Page 42 - Детство
P. 42
Степанида внесла деревянную чашку с бараньими черепами; от них,
застилая отвороченное лицо стряпухи, валил пахучий пар. Рабочие молча и
серьезно селя к столу, разобрали ложки. Василий начал резать хлеб
длинными ломтями, раздавал каждому по ломтю, потом стукнул по чашке,
и началась еда. Вкусна была похлебка из бараньих голов.
Пахом к столу не сел, взял только ломоть и пошел опять к печи, на
лавку. Стряпуха принесла ему горячей картошки и деревянную солоницу.
Он ел постное.
- Портянки,- сказал ей Пахом, осторожно разламывая дымящуюся
картошку и окуная половину ее в соль,- портянки сожгла, опять-таки ты
баба, опять-таки - дура. Вот что...
Никита вышел на двор. День был мглистый. Дул мокрый, тяжелый
ветер. На сером, крупичатом, как соль, снегу желтел проступивший навоз.
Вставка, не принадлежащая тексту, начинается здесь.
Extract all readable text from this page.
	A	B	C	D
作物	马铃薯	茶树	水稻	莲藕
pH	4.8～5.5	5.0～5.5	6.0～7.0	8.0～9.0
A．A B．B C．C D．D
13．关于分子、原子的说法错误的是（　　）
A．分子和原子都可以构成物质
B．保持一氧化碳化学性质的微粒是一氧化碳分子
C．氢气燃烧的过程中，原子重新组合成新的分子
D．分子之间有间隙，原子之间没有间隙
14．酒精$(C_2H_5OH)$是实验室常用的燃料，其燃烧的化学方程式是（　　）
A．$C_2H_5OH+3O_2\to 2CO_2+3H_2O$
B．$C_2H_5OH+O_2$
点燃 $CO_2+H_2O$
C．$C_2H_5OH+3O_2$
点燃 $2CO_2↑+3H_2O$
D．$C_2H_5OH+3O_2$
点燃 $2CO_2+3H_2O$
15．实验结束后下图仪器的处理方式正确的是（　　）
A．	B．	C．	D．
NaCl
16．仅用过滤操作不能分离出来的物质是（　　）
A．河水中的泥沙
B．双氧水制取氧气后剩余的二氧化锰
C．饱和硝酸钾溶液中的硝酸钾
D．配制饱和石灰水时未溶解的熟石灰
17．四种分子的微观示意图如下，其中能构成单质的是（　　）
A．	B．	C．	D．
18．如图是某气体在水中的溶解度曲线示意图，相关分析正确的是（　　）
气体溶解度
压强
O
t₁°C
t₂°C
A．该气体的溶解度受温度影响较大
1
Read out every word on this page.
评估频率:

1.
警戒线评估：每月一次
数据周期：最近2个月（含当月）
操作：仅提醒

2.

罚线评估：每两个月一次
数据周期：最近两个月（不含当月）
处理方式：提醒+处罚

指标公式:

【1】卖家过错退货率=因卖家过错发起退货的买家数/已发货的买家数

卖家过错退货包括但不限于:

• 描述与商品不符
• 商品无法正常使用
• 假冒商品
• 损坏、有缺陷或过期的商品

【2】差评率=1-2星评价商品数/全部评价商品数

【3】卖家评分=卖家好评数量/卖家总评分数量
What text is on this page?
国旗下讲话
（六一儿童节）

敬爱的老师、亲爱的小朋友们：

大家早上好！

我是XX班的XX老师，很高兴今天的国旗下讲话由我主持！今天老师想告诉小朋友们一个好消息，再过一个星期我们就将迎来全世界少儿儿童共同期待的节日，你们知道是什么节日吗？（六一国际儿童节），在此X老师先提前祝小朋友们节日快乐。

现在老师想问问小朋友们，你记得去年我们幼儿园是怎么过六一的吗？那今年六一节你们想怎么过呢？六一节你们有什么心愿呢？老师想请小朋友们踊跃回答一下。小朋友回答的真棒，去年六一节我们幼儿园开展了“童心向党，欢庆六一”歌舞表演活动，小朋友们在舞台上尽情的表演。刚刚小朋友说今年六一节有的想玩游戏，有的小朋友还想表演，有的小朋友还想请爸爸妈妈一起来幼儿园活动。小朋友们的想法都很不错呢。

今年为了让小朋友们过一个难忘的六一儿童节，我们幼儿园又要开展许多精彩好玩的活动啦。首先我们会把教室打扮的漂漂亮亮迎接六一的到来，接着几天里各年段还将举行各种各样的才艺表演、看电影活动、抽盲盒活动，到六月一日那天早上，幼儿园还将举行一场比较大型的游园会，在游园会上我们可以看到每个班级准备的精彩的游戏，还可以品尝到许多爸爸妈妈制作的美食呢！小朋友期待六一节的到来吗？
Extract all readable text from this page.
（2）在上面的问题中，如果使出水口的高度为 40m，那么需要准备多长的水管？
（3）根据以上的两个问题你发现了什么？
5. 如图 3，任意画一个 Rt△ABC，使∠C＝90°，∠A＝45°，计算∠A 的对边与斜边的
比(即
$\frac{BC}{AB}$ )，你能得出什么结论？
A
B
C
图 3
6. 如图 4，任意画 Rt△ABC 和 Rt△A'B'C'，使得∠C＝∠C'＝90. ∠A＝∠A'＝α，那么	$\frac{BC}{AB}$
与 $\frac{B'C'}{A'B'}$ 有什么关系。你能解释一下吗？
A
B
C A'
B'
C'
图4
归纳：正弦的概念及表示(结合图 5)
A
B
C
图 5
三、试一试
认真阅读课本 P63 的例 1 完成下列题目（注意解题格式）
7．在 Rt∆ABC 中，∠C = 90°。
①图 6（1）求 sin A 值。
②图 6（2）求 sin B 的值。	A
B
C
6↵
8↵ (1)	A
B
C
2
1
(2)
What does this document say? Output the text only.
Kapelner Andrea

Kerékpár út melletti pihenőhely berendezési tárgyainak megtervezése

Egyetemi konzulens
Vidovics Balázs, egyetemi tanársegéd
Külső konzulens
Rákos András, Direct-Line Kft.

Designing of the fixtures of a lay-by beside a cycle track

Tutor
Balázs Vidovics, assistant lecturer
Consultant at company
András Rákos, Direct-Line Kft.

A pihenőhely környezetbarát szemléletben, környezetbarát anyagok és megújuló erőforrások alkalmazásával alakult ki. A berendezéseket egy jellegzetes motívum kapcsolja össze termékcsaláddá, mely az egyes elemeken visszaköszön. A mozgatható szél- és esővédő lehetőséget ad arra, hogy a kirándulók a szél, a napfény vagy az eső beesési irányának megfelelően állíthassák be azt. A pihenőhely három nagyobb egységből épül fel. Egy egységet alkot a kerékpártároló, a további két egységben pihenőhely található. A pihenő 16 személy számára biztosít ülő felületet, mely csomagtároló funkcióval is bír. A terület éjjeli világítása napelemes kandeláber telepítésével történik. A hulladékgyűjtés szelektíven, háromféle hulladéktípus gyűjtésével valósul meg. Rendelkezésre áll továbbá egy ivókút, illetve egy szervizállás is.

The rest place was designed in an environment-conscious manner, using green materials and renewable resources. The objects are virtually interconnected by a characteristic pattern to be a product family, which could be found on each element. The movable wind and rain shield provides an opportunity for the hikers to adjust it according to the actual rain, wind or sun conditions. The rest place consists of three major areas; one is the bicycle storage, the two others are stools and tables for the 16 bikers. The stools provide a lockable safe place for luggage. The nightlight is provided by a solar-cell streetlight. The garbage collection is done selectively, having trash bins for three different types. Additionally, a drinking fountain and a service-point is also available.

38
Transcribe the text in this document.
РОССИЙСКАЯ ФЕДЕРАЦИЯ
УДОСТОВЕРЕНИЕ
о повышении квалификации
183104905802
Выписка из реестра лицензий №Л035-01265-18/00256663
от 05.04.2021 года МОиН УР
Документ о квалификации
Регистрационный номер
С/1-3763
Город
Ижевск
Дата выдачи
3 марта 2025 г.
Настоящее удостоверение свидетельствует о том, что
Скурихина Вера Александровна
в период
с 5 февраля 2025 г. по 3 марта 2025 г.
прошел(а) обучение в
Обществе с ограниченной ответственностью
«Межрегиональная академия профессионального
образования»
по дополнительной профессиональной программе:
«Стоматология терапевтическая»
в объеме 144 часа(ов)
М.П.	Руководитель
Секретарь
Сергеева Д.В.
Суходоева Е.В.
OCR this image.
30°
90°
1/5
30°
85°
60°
Навозная, в лужах, заворачивающая к плотине, санная дорога была выше
снега. Бревенчатые стены дворов, потемневшие соломенные крыши, голые
деревья, большой деревянный некрашеный дом - все это было серое,
черное, четкое.
Никита пошел к плотине. Еще издали слышался шум мокрых
деревьев, будто вдалеке шумела вода в шлюзах. Качающиеся вершины
ветел были закутаны низко летящими рваными облаками. В облаках, среди
мотающихся сучьев, взлетали, кружились, кричали горловыми тревожными
голосами черные птицы.
Никита стоял, задрав голову, раскрыв рот. Эти птицы будто взялись из
сырого, густого ветра, будто их нанесло вместе с тучами, и, цепляясь за
шумящие ветлы, они кричали о смутном, о страшном, о радостном,- у
Никиты захватывало дыхание, билось сердце.
Это были грачи, прилетевшие с первой весенней бурей на старые
места, к разоренным гнездам. Началась весна.
ДОМИК НА КОЛЕСАХ
Три дня дул мокрый ветер, съедая снега. На буграх оголилась черными
бороздами пашня. В воздухе пахло талым снегом, навозом и скотиной.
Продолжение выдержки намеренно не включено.